If we receive a new requirement to support returning reports as dictionaries (JSON), we might be tempted to modify the class like this:
class StudentReport:
def __init__(self, student: Student):
self.student = student
def generate_report(self, format_type="text"):
if format_type == "text":
return f"This is the report for \"{self.student.name}\". "
elif format_type == "json":
return {"student": self.student.name}
This violates OCP because we must edit StudentReport every time a new format is requested.

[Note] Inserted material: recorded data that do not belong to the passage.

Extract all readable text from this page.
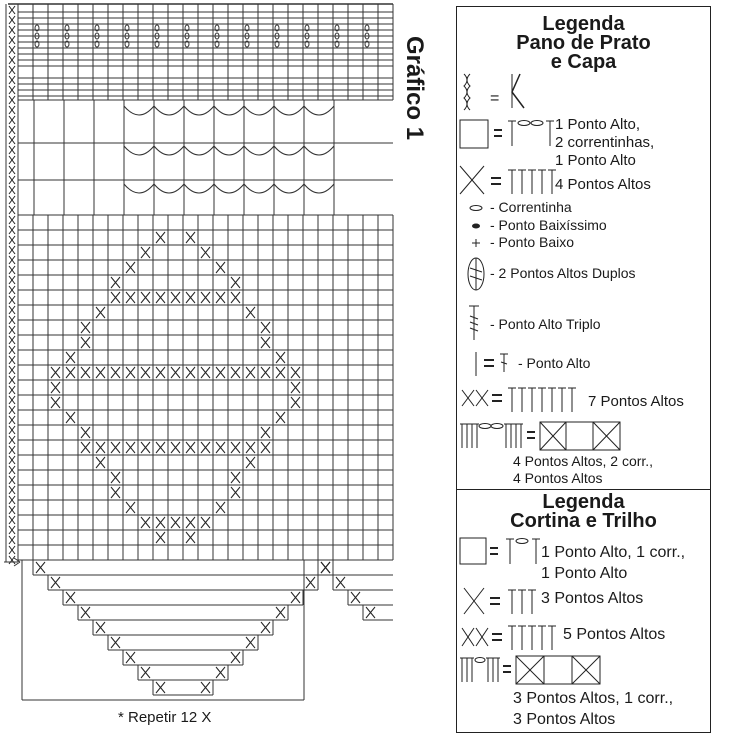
Gráfico 1
* Repetir 12 X
Legenda
Pano de Prato
e Capa
Legenda
Cortina e Trilho
=
1 Ponto Alto,
2 correntinhas,
1 Ponto Alto
4 Pontos Altos
- Correntinha
- Ponto Baixíssimo
- Ponto Baixo
- 2 Pontos Altos Duplos
- Ponto Alto Triplo
- Ponto Alto
7 Pontos Altos
4 Pontos Altos, 2 corr.,
4 Pontos Altos
1 Ponto Alto, 1 corr.,
1 Ponto Alto
3 Pontos Altos
5 Pontos Altos
3 Pontos Altos, 1 corr.,
3 Pontos Altos
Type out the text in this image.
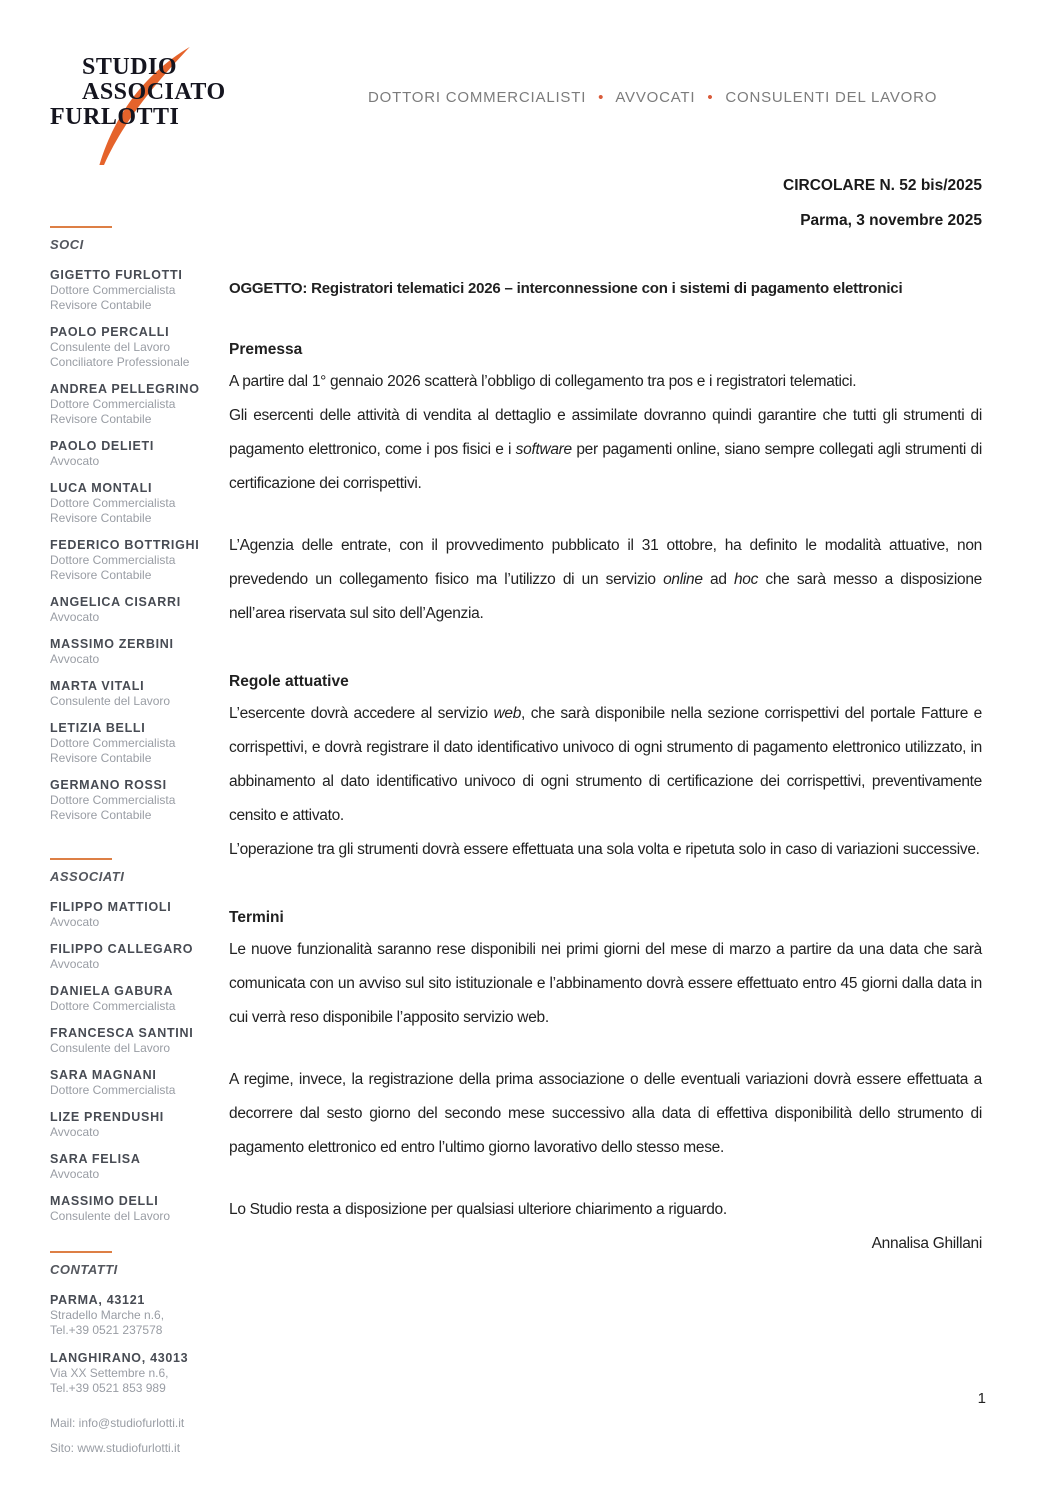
STUDIO
ASSOCIATO
FURLOTTI
DOTTORI COMMERCIALISTI • AVVOCATI • CONSULENTI DEL LAVORO
CIRCOLARE N. 52 bis/2025
Parma, 3 novembre 2025
SOCI
GIGETTO FURLOTTI
Dottore Commercialista
Revisore Contabile
PAOLO PERCALLI
Consulente del Lavoro
Conciliatore Professionale
ANDREA PELLEGRINO
Dottore Commercialista
Revisore Contabile
PAOLO DELIETI
Avvocato
LUCA MONTALI
Dottore Commercialista
Revisore Contabile
FEDERICO BOTTRIGHI
Dottore Commercialista
Revisore Contabile
ANGELICA CISARRI
Avvocato
MASSIMO ZERBINI
Avvocato
MARTA VITALI
Consulente del Lavoro
LETIZIA BELLI
Dottore Commercialista
Revisore Contabile
GERMANO ROSSI
Dottore Commercialista
Revisore Contabile
ASSOCIATI
FILIPPO MATTIOLI
Avvocato
FILIPPO CALLEGARO
Avvocato
DANIELA GABURA
Dottore Commercialista
FRANCESCA SANTINI
Consulente del Lavoro
SARA MAGNANI
Dottore Commercialista
LIZE PRENDUSHI
Avvocato
SARA FELISA
Avvocato
MASSIMO DELLI
Consulente del Lavoro
CONTATTI
PARMA, 43121
Stradello Marche n.6,
Tel.+39 0521 237578
LANGHIRANO, 43013
Via XX Settembre n.6,
Tel.+39 0521 853 989
Mail: info@studiofurlotti.it
Sito: www.studiofurlotti.it
OGGETTO: Registratori telematici 2026 – interconnessione con i sistemi di pagamento elettronici
Premessa

A partire dal 1° gennaio 2026 scatterà l’obbligo di collegamento tra pos e i registratori telematici.

Gli esercenti delle attività di vendita al dettaglio e assimilate dovranno quindi garantire che tutti gli strumenti di pagamento elettronico, come i pos fisici e i software per pagamenti online, siano sempre collegati agli strumenti di certificazione dei corrispettivi.

L’Agenzia delle entrate, con il provvedimento pubblicato il 31 ottobre, ha definito le modalità attuative, non prevedendo un collegamento fisico ma l’utilizzo di un servizio online ad hoc che sarà messo a disposizione nell’area riservata sul sito dell’Agenzia.

Regole attuative

L’esercente dovrà accedere al servizio web, che sarà disponibile nella sezione corrispettivi del portale Fatture e corrispettivi, e dovrà registrare il dato identificativo univoco di ogni strumento di pagamento elettronico utilizzato, in abbinamento al dato identificativo univoco di ogni strumento di certificazione dei corrispettivi, preventivamente censito e attivato.

L’operazione tra gli strumenti dovrà essere effettuata una sola volta e ripetuta solo in caso di variazioni successive.

Termini

Le nuove funzionalità saranno rese disponibili nei primi giorni del mese di marzo a partire da una data che sarà comunicata con un avviso sul sito istituzionale e l’abbinamento dovrà essere effettuato entro 45 giorni dalla data in cui verrà reso disponibile l’apposito servizio web.

A regime, invece, la registrazione della prima associazione o delle eventuali variazioni dovrà essere effettuata a decorrere dal sesto giorno del secondo mese successivo alla data di effettiva disponibilità dello strumento di pagamento elettronico ed entro l’ultimo giorno lavorativo dello stesso mese.

Lo Studio resta a disposizione per qualsiasi ulteriore chiarimento a riguardo.

Annalisa Ghillani

1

To follow OCP, we leverage abstraction by creating an abstract base class for report generators and delegating the formatting logic to subclasses:
from abc import ABC, abstractmethod
class ReportGenerator(ABC):
@abstractmethod
def generate(self, student: Student):
pass
class TextReportGenerator(ReportGenerator):
def generate(self, student: Student):
return f"This is the report for \"{student.name}\". "
class DictReportGenerator(ReportGenerator):
def generate(self, student: Student):
return {"student": student.name}
We then refactor StudentReport to accept any concrete ReportGenerator implementation via dependency injection:
class Student:
def __init__(self, name: str):
self.name = name
class StudentReport:
# Pass both student and generator during initialization
def __init__(self, student: Student, generator: ReportGenerator):
self.student = student
self.generator = generator
def generate(self):
# Call the generator, passing its own student data
return self.generator.generate(self.student)
This allows us to select or change the report format dynamically at runtime:
student = Student("ruanqizhen")
text_report = StudentReport(TextReportGenerator())
dict_report = StudentReport(DictReportGenerator())
print(text_report.generate(student)) # Output: This is the report for "ruanqizhen"
print(dict_report.generate(student)) # Output: {"student": "ruanqizhen"}
This design fully satisfies the Open/Closed Principle. We can add infinitely many new report formats without changing StudentReport or any existing generator subclasses.
The Open/Closed Principle is the core goal of object-oriented design: it achieves a system that is both flexible (features can be added easily) and stable (existing features are protected from regressions).